PhD Thesis at Universiteit van Amsterdam,
2015 - Pirk, H.
Abstract: Computer systems are not the monolithic machines they used to be. In the early days of computer science (until the late 70s), most computer systems included exactly one component to perform a given task: one (type of) disc for persistence, one CPU for processing and one volatile RAM to hold intermediate data. Today, the architecture has developed into a heterogeneous landscape of components: discs, SSDs, RAM, NVRAM, GPUs and CPUs with a hierarchy of caches In this thesis, we study the management of relational data in modern, i.e., asymmetric computer systems. We explore different strategies to identify asymmetries in persistent data, map them to asymmetries in the memory landscape and, eventually, exploit them to increase query processing performance. To this end, we study memory conscious decomposition and storage of data at different granularities: relations, vertical partitions, single attributes as well as individual bits. In the interest of conciseness, we exclude techniques that require auxilliary data structures such as indices or horizontal partitioning which come with significant maintenance overhead.
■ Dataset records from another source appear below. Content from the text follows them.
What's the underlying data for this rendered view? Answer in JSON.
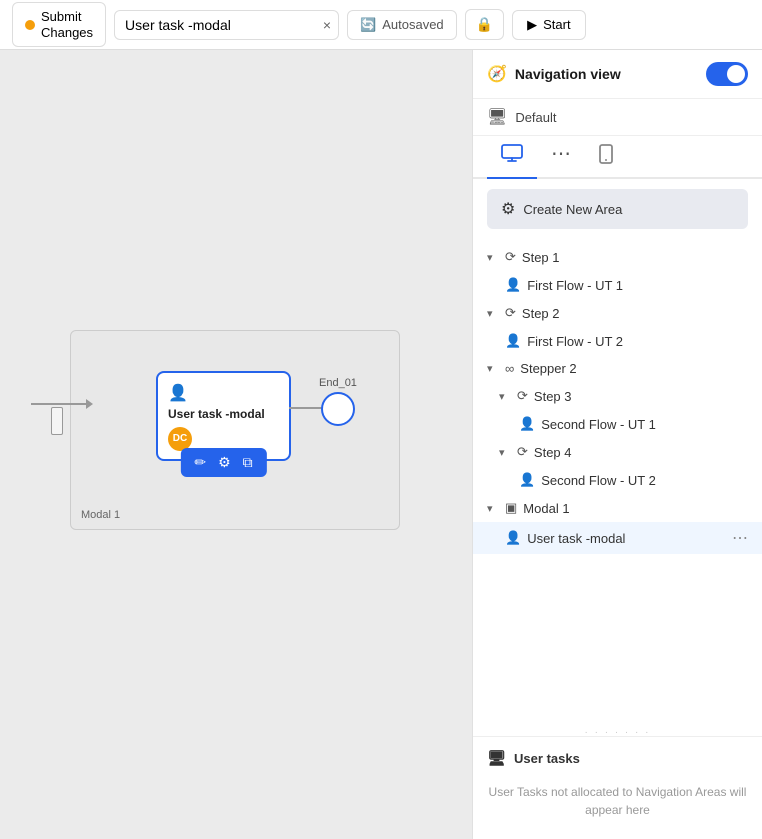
{
  "toolbar": {
    "submit_label": "Submit\nChanges",
    "title_value": "User task -modal",
    "clear_icon": "×",
    "autosaved_label": "Autosaved",
    "start_label": "Start"
  },
  "canvas": {
    "modal_label": "Modal 1",
    "task_title": "User task -modal",
    "task_badge": "DC",
    "end_label": "End_01",
    "toolbar_icons": [
      "✏",
      "⚙",
      "⧉"
    ]
  },
  "panel": {
    "nav_toggle_label": "Navigation view",
    "default_label": "Default",
    "tabs": [
      {
        "id": "desktop",
        "icon": "🖥",
        "active": true
      },
      {
        "id": "more",
        "icon": "⋯",
        "active": false
      },
      {
        "id": "mobile",
        "icon": "📱",
        "active": false
      }
    ],
    "create_area_label": "Create New Area",
    "tree": [
      {
        "label": "Step 1",
        "type": "step",
        "depth": 0,
        "expanded": true
      },
      {
        "label": "First Flow - UT 1",
        "type": "user",
        "depth": 1
      },
      {
        "label": "Step 2",
        "type": "step",
        "depth": 0,
        "expanded": true
      },
      {
        "label": "First Flow - UT 2",
        "type": "user",
        "depth": 1
      },
      {
        "label": "Stepper 2",
        "type": "stepper",
        "depth": 0,
        "expanded": true
      },
      {
        "label": "Step 3",
        "type": "step",
        "depth": 1,
        "expanded": true
      },
      {
        "label": "Second Flow - UT 1",
        "type": "user",
        "depth": 2
      },
      {
        "label": "Step 4",
        "type": "step",
        "depth": 1,
        "expanded": true
      },
      {
        "label": "Second Flow - UT 2",
        "type": "user",
        "depth": 2
      },
      {
        "label": "Modal 1",
        "type": "modal",
        "depth": 0,
        "expanded": true
      },
      {
        "label": "User task -modal",
        "type": "user",
        "depth": 1,
        "active": true
      }
    ],
    "user_tasks_label": "User tasks",
    "user_tasks_empty": "User Tasks not allocated to Navigation\nAreas will appear here"
  }
}
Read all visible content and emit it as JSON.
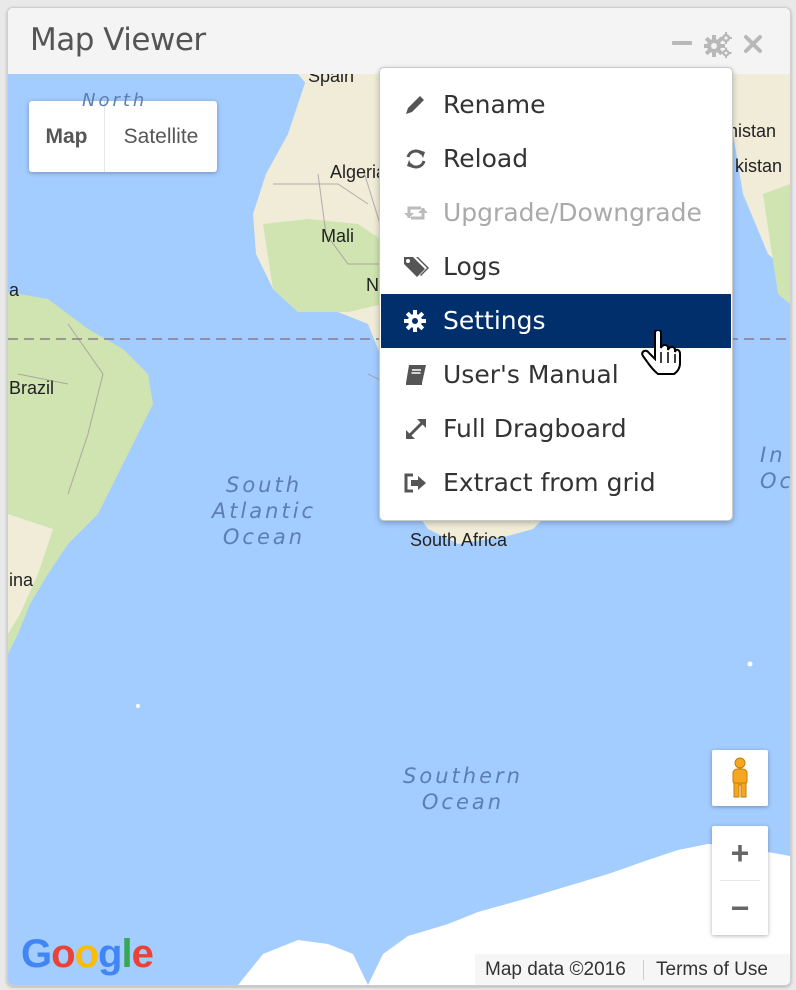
{
  "window": {
    "title": "Map Viewer",
    "controls": [
      "minimize-icon",
      "gear-icon",
      "close-icon"
    ]
  },
  "map": {
    "type_control": {
      "map_label": "Map",
      "satellite_label": "Satellite",
      "selected": "Map"
    },
    "labels": {
      "north": "North",
      "spain": "Spain",
      "algeria": "Algeria",
      "mali": "Mali",
      "n_partial": "N",
      "brazil": "Brazil",
      "ina_partial": "ina",
      "a_partial": "a",
      "south_africa": "South Africa",
      "kistan_partial": "kistan",
      "nistan_partial": "nistan",
      "in_partial": "In",
      "oc_partial": "Oc"
    },
    "oceans": {
      "south_atlantic_1": "South",
      "south_atlantic_2": "Atlantic",
      "south_atlantic_3": "Ocean",
      "southern_1": "Southern",
      "southern_2": "Ocean"
    },
    "zoom_in": "+",
    "zoom_out": "−",
    "logo": "Google",
    "attribution": "Map data ©2016",
    "terms": "Terms of Use"
  },
  "menu": {
    "items": [
      {
        "label": "Rename",
        "icon": "pencil-icon",
        "state": "normal"
      },
      {
        "label": "Reload",
        "icon": "refresh-icon",
        "state": "normal"
      },
      {
        "label": "Upgrade/Downgrade",
        "icon": "retweet-icon",
        "state": "disabled"
      },
      {
        "label": "Logs",
        "icon": "tags-icon",
        "state": "normal"
      },
      {
        "label": "Settings",
        "icon": "gear-icon",
        "state": "active"
      },
      {
        "label": "User's Manual",
        "icon": "book-icon",
        "state": "normal"
      },
      {
        "label": "Full Dragboard",
        "icon": "expand-icon",
        "state": "normal"
      },
      {
        "label": "Extract from grid",
        "icon": "sign-out-icon",
        "state": "normal"
      }
    ]
  },
  "colors": {
    "ocean": "#a3ccff",
    "land": "#f0ecd8",
    "vegetation": "#cfe4b0",
    "menu_active": "#002f6c"
  }
}
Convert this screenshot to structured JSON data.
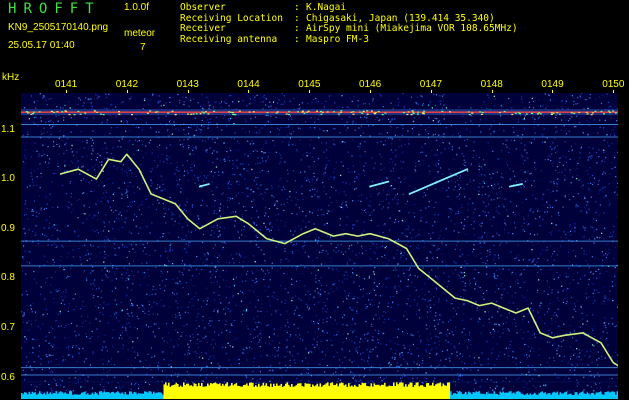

Further, we argue that, when managing memory-resident data, the problem of optimal data placement is tightly connected to the efficiency of the query processing paradigm and can, therefore, not be studied in isolation. Consequently, we also investigate the connection between storage model and processing paradigm. In the case of decomposition at partition granularity we identify Just-in-Time compilation as the only viable query processing model. In the case of distribution at the granularity of individual bits, we develop a novel processing paradigm that efficiently exploits the asymmetries in the underlying data and memory components.